Through the frequent use of low-angle shots and low-key lighting on the protagonist Offred, her low status and powerlessness is signified. This representation follows the typical normative view of women in traditional television where the stereotype “subordinates women to male power over them” (Pickering, 2007: 7). Miller’s choice of costume for the Handmaids intensifies this stereotype as they wear “crimson capes and gowns” which are described by Fraser (2017) “the uniform of every handmaiden in Gilead and sign of the oppressed”. Through this ‘uniform’ the Handmaids are stripped of their identity and forced to be homogenous, representing their subjugation. Additionally, through the encoding of the colour red, the audience can decode that the Handmaids are reduced to being sexual objects through it’s colour connotations of sex and passion. It could alternatively represent their strength and power, as although they are dehumanised and infantilised through the series, they are the fundamental part of the regime, as they are the few remaining fertile women. However, the core way in which their uniforms represent them, along with the loss of their names, is homogenous and having a lack of identity; “the ritual, borrowed from the biblical story of Bilhah and Rachel, emphasises that Offred is nothing more than a womb” (Poniewozik, 2017).

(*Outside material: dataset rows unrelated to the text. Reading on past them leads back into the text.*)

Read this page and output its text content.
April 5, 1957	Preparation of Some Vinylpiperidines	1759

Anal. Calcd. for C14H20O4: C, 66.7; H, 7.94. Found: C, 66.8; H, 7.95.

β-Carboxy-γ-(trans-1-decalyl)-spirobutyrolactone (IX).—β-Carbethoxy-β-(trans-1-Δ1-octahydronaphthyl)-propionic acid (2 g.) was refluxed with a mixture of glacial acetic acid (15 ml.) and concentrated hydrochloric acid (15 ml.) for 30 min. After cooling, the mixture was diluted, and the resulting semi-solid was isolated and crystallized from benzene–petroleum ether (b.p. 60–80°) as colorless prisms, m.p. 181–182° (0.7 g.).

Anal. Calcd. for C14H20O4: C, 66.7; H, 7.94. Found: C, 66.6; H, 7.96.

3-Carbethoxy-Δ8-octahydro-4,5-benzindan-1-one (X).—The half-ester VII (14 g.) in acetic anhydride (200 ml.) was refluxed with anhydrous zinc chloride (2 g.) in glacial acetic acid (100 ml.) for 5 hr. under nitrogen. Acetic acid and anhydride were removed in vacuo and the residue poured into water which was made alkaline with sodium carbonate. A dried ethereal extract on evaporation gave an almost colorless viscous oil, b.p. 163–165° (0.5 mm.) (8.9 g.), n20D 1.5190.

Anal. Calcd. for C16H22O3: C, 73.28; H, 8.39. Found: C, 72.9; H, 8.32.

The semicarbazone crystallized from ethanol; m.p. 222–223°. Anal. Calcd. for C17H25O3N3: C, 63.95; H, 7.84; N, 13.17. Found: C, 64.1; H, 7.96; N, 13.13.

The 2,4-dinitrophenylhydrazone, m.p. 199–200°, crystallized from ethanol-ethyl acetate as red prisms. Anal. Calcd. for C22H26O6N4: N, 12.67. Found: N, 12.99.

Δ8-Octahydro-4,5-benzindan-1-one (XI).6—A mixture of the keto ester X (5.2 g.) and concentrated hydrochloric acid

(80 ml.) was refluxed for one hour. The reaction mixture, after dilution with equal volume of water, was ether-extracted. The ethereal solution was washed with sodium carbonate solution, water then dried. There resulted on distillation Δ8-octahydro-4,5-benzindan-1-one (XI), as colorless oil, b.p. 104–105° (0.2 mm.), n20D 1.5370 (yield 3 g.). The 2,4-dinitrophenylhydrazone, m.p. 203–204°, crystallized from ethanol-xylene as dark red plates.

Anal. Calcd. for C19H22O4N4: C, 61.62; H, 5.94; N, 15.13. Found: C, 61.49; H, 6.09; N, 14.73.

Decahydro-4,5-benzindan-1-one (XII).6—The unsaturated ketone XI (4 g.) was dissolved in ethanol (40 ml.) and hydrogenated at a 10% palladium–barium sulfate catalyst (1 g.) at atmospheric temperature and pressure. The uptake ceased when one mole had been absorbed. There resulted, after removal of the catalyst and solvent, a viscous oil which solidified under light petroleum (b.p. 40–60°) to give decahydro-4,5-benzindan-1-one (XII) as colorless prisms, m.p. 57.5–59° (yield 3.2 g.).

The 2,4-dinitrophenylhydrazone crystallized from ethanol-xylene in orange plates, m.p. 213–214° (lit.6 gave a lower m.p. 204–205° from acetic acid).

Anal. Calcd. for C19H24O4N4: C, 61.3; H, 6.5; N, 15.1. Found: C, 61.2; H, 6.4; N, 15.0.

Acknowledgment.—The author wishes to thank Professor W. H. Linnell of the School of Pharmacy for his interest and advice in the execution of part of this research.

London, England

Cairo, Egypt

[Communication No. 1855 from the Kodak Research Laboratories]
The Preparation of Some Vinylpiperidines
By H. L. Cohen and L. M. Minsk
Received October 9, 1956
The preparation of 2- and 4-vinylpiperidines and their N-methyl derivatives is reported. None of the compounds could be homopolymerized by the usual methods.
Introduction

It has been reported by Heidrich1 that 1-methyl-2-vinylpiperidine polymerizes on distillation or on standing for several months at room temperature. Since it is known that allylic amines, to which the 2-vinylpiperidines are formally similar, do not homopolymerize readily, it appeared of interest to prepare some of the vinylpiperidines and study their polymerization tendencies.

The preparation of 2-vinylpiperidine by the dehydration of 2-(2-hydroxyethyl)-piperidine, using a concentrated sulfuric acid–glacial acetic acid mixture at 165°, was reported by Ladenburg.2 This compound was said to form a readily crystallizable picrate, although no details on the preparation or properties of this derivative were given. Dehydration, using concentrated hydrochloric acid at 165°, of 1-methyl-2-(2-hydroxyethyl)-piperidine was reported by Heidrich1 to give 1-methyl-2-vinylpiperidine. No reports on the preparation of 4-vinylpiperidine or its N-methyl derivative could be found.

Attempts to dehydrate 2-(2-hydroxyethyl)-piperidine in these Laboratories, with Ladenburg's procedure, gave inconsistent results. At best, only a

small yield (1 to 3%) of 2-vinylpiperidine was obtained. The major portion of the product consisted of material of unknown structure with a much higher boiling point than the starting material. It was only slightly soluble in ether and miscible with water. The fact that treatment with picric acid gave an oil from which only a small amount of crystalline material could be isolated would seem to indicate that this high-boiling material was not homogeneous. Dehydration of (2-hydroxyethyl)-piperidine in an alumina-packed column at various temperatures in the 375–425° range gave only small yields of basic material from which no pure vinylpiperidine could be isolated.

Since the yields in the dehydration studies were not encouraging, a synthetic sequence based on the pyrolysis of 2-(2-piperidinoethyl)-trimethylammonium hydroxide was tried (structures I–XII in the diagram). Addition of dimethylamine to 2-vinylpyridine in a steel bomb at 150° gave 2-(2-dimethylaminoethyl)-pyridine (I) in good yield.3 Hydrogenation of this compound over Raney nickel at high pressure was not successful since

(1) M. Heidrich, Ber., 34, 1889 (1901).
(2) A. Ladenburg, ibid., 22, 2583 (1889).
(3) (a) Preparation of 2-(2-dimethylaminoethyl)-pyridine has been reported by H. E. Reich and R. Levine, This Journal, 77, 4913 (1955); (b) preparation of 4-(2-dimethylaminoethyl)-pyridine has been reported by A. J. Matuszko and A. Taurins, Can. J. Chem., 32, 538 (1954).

The polysemy, of the Handmaid’s being oppressed but also vital, is ultimately anchored buy ‘The Ceremony’; this event synthesises the degradation and humiliation of the Handmaids. In this event, Handmaids are victims of state sanctioned rape, and although this does demonstrate how necessary they are, the level of oppression and dehumanisation is overriding as they are represented as empty vessels with no humaneness. ‘The Ceremony’ effectively acts as a warning about the oppressiveness of totalitarian theocracies as with just slight changes to the real world, extreme situations like this could become a reality, making the TV series just as relevant and as much of a cautionary tale as in 1985 when Atwood wrote the novel. The director of the series, Morano (2017), states “we don’t think about how women are treated in other countries are treated as much as we should and I guess I though the show would raise awareness. Unfortunately, since Trump’s election, its about how its relating to us”. Here it is evident that although the TV show is fictional, the powerless representation of women is not far from how they are treated in some parts of the world.
Through the use of an anachronic narrative structure, it is clear that the narrating protagonist, Offred, feels imprisoned and confined within her role in the regime, as her only escape is through memories and flashbacks of the ‘time before’. This is representative of the powerlessness and weakness of women within patriarchal theocracies, confirming the idea that woman in Hollywood are always “someone else’s other” (Gentile, 1985: 7). Through memories of her daughter, she is able to escape the confinements of her life within the regime where her contact with other people is restricted. This maternal aspect of her adheres to stereotypes of women which suggest that they are motherly and nurturing, as she uses these thought to distract her. However, these memories are distressing as she often remembers her daughter being taken away from her, which reiterates her identity loss and the way she is represented as defenceless.
Not all women, however, are represented as completely powerless as the theocracy hinges on the reliance of women suppressing other women, representing them as hungry for power, but alternatively she could be seen as desperate. Serena Joy, Offred’s Commander’s wife, is a perfect example of a power hungry woman as her dominance and lack of sympathy towards Offred make the perfect tool for Gilead’s social order.